Using a single left engine to taxi the 1.5km to the parking stand, SAS flight SK904 took off at 18.23h local time on a hectic Friday at New York's Newark Liberty International airport. SK904 avoided the busy organised track system as SAS transatlantic flights need only run parallel to the most northerly of these before being able to divert even further north on a random track allowing for route optimisation. Strong tailwinds allowed a more southerly routing, however, which reduced estimated flying time.
Wind prediction data supplied by the UK Meteorological Office was fed into the aircraft's flight management system. While forecast winds are used for most of these flights, Airbus is interested in evaluating a tool generating actual winds - so called "nowcast" winds.
Here, forecasts are continually refined based on feedback from observed winds recorded by SAS Boeing 737s flying into Arlanda and downlinked to a database before being uplinked to following aircraft.
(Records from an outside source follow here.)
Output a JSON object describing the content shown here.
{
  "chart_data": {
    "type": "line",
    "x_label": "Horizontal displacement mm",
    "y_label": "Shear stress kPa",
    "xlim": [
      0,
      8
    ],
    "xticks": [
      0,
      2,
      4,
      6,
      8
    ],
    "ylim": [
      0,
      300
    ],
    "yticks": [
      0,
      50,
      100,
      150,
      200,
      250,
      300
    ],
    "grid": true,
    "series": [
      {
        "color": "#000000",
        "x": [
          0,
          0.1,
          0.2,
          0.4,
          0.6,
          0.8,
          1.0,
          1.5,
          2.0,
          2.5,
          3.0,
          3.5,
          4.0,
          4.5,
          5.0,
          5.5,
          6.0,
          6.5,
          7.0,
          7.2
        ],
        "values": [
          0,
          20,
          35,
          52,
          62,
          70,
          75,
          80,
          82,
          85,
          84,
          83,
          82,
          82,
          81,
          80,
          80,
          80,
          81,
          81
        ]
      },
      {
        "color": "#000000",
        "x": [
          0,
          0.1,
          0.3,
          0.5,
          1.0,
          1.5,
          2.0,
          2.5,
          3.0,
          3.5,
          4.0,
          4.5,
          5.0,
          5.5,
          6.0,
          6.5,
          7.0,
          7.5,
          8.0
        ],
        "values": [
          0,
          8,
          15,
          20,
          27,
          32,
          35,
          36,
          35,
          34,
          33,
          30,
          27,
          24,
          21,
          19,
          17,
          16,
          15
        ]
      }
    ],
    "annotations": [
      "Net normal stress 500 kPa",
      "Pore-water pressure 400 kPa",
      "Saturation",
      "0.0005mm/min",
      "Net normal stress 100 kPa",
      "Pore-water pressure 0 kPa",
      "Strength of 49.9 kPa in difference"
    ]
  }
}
The objective is to quantify the differences between forecast winds, nowcast winds and actual observed winds. At the moment when SK904's crew requested descent winds data during the flight, the difference between nowcast and actual winds was only 4kt.
"Helping to refine predictions in the flight management system forms one of the important elements of SESAR," says says Sigmund Lockert, SAS's Airbus A330/A340 fleet chief pilot and first officer on the flight. "Essentially we want to assess the differences between forecast wind data and nowcast indications to improve the accuracy of forecasts. Ongoing efforts here could determine much more accurately the most efficient cruise altitude depending on prevailing wind conditions."
Precise arrival routing
Another innovative feature of the flight management system is that it automatically sends an "off message" to the specially modified Arlanda ground system, allowing the ground to know the estimated time of arrival up to 90min in advance before uplinking a precise arrival routing.
At 325km (175nm) before estimated touchdown, the engines retarted to idle and in theory should have remained at idle until touchdown with the flight management system flying the whole procedure, levelling off at 2,500ft (760m) before intercepting the glidescope 9.4nm from Arlanda.
The aircraft remained exactly on profile and speed and in idle power although, shortly after "green dot" speed was reached, a little power kicked in only to resume idle mode at 220kt, caused probably by low pressure. After landing and shutting down one engine, SAS flight SK904, carrying 260 passengers from Newark to Stockholm, reached the Arlanda terminal building at precisely its 06.24h estimated time of arrival. A second CDA test period is scheduled to start on 1 March.